EU-Russia Summit Controversy: Putin Backs Talks While EU Remains Bitterly Divided on Russia Strategy

Written by | Saturday, June 26th, 2021

The idea presented by France and Germany to invite Russian President Vladimir Putin to a summit for talks has sparked criticism from some EU countries that take a more hawkish line on ties with Moscow. EU leaders met in Brussels on Thursday (24 June) amid splits over whether to reset relations with Russia. German Chancellor Angela Merkel said the 27-member bloc needed direct dialogue with Russia because “conflicts can best be solved if you also talk to each other,” whereby this idea was welcomed by French President Emmanuel Macron who said that warmer ties with Moscow were “necessary for the stability of the European continent.” The Franco-German proposal comes after US President Joe Biden held his own summit with Putin in Geneva, Switzerland, last week.
The bloc has not held a summit with the Russian leader since 2014 amid an ongoing rift over the annexation of Crimea. European-Russian ties have also been strained over the poisoning of opposition figure Alexei Navalny, who is currently imprisoned in a penal colony.
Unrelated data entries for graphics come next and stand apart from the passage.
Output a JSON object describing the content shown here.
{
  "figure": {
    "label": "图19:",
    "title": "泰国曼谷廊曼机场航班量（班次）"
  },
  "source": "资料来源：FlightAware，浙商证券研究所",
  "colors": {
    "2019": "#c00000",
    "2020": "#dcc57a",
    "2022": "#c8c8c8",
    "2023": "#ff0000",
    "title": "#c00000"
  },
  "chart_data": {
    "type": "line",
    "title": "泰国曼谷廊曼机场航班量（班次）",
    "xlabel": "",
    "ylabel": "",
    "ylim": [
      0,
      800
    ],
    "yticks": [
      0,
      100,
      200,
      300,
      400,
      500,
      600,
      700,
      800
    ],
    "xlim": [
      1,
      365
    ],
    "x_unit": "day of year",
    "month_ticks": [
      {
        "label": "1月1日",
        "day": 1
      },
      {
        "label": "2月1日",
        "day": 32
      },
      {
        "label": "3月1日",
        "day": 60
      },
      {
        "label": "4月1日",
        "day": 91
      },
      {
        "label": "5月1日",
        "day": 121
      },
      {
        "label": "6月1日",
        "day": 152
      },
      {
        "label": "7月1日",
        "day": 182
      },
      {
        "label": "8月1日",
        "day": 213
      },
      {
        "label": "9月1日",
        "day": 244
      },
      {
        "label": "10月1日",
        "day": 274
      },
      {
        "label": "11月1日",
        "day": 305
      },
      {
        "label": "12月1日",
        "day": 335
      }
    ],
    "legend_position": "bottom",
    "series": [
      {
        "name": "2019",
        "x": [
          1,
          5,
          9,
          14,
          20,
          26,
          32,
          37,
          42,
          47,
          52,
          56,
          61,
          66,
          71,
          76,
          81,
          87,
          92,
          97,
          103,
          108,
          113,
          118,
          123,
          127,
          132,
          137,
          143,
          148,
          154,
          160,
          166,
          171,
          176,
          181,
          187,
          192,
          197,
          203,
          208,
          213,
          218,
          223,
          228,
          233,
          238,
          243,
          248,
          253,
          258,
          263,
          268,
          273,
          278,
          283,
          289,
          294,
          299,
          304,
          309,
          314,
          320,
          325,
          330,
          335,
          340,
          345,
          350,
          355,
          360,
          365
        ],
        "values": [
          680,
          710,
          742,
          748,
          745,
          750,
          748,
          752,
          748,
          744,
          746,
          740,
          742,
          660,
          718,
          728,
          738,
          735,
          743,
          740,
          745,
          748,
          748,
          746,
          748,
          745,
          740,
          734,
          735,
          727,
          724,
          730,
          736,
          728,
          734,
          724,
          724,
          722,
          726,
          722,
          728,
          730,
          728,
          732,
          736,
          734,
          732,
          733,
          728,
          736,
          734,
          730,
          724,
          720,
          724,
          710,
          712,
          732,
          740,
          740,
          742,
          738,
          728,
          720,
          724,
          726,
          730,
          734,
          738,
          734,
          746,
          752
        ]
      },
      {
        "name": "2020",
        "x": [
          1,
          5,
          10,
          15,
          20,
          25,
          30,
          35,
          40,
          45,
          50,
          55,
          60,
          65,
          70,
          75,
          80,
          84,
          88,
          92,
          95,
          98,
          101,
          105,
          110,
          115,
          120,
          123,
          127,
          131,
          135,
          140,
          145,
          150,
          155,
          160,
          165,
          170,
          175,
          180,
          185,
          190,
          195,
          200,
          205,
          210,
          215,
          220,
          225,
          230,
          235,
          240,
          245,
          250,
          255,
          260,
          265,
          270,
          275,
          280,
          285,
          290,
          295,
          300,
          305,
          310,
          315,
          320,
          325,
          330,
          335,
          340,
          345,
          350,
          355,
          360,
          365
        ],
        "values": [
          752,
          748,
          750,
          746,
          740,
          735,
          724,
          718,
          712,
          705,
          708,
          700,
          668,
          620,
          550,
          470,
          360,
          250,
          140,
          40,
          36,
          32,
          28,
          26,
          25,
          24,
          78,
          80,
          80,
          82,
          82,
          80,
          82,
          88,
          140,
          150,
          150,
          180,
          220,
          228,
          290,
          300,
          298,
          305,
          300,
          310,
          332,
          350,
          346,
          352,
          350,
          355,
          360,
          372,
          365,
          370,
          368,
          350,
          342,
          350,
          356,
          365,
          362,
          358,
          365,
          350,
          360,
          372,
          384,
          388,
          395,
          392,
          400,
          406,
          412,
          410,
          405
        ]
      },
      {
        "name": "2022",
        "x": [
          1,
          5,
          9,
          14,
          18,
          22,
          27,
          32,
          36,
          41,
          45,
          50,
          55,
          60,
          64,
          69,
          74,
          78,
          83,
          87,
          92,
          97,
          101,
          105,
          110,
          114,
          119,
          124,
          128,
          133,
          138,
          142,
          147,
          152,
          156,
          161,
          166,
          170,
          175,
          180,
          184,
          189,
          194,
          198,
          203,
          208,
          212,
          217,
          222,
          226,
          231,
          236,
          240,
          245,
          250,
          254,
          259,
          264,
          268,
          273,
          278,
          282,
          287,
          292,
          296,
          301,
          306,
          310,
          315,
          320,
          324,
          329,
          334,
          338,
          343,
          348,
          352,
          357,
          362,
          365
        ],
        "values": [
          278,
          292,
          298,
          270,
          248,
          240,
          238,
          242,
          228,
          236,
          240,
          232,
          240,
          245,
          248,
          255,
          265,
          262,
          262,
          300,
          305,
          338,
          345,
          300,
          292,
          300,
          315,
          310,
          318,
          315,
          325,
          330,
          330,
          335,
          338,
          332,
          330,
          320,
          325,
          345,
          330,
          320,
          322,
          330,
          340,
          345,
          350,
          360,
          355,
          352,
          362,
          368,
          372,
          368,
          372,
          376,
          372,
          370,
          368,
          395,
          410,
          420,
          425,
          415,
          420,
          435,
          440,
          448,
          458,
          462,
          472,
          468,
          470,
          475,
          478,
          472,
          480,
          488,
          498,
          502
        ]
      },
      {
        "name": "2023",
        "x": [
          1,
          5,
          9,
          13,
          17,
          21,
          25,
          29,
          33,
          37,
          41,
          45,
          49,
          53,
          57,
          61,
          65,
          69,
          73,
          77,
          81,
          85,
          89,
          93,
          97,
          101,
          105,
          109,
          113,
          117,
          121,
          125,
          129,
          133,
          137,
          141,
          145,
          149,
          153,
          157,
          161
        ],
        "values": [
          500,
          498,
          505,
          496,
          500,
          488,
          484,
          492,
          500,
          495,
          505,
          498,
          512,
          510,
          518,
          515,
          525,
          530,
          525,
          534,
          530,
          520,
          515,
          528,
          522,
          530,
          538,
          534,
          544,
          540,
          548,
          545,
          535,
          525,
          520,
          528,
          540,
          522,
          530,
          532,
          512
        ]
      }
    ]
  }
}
Russian President Vladimir Putin himself backs an idea to restore contact between Moscow and the EU, the Kremlin said on Thursday. But the suggestion of closer ties with Putin has already created splits in the EU and came as a surprise to some EU governments. “The Kremlin understands power politics. The Kremlin does not understand free concessions as a sign of strength,” Latvian Prime Minister Arturs Krisjanis Karins said. Also, Lithuania, another Baltic state, was cool on the idea floated by Paris and Berlin. “If without any positive changes in the behavior of Russia, we will start to engage, it will send very uncertain and bad signals to our partners,” the Lithuania’s president, Gitanas Nauseda, said. Dutch Prime Minister Mark Rutte also said he would boycott any direct EU meeting with Putin, citing the suspected Russian involvement in the downing of the MH17 flight over Ukraine in July 2014.
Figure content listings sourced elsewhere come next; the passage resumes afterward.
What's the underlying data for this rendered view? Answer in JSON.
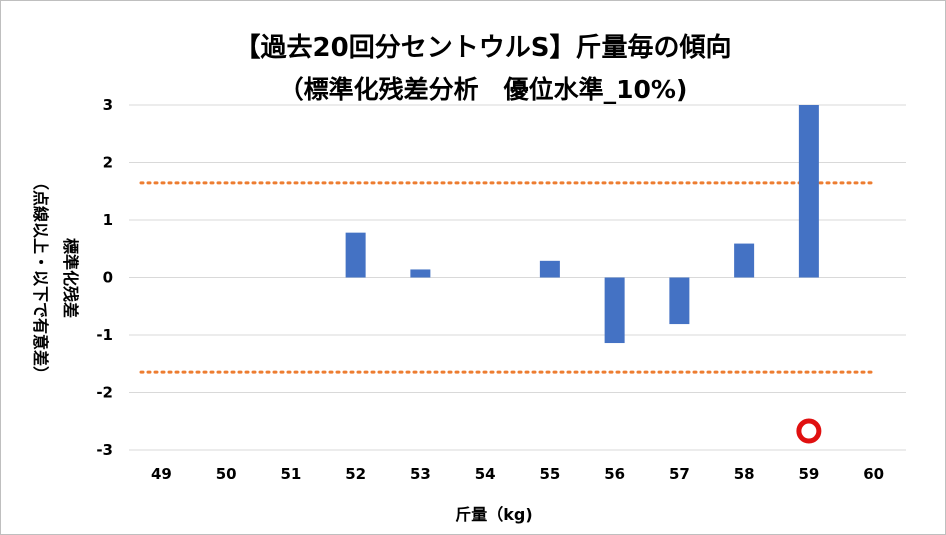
{
  "colors": {
    "bar": "#4472c4",
    "threshold": "#ed7d31",
    "grid": "#d9d9d9",
    "marker_outer": "#e01010",
    "marker_inner": "#ffffff"
  },
  "chart_data": {
    "type": "bar",
    "title": "【過去20回分セントウルS】斤量毎の傾向",
    "subtitle": "（標準化残差分析　優位水準_10%)",
    "xlabel": "斤量（kg)",
    "ylabel_main": "標準化残差",
    "ylabel_sub": "（点線以上・以下で有意差）",
    "categories": [
      "49",
      "50",
      "51",
      "52",
      "53",
      "54",
      "55",
      "56",
      "57",
      "58",
      "59",
      "60"
    ],
    "values": [
      0,
      0,
      0,
      0.78,
      0.14,
      0,
      0.29,
      -1.14,
      -0.81,
      0.59,
      3.0,
      0
    ],
    "ylim": [
      -3,
      3
    ],
    "yticks": [
      "3",
      "2",
      "1",
      "0",
      "-1",
      "-2",
      "-3"
    ],
    "ytick_values": [
      3,
      2,
      1,
      0,
      -1,
      -2,
      -3
    ],
    "thresholds": [
      1.645,
      -1.645
    ],
    "grid": true,
    "legend": "none",
    "marker": {
      "category": "59",
      "y": -2.67
    }
  }
}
The German-French proposal came just as a war of words between Moscow and London escalated on the same day, as both sides accused one another of giving inaccurate accounts of an incident involving a British warship and Russian forces in the Black Sea. Moscow said its military fired warning shots and dropped bombs in the path of HMS Defender on Wednesday (23 June) as it sailed off the coast of the Crimea peninsula, accusing the Royal Navy destroyer of breaching its territorial waters. The United Kingdom disputed Russia’s account, saying no warning shots were fired and no bombs were dropped, but suggested a Russian gunnery exercise had been taking place in the area. British Prime Minister Boris Johnson told reporters HMS Defender was acting legally in international waters and described the vessel’s route as “wholly appropriate”. “The important point is that we don’t recognise the Russian annexation of Crimea,” he said. “These are Ukrainian waters and it was entirely right to use them to go from A to B.”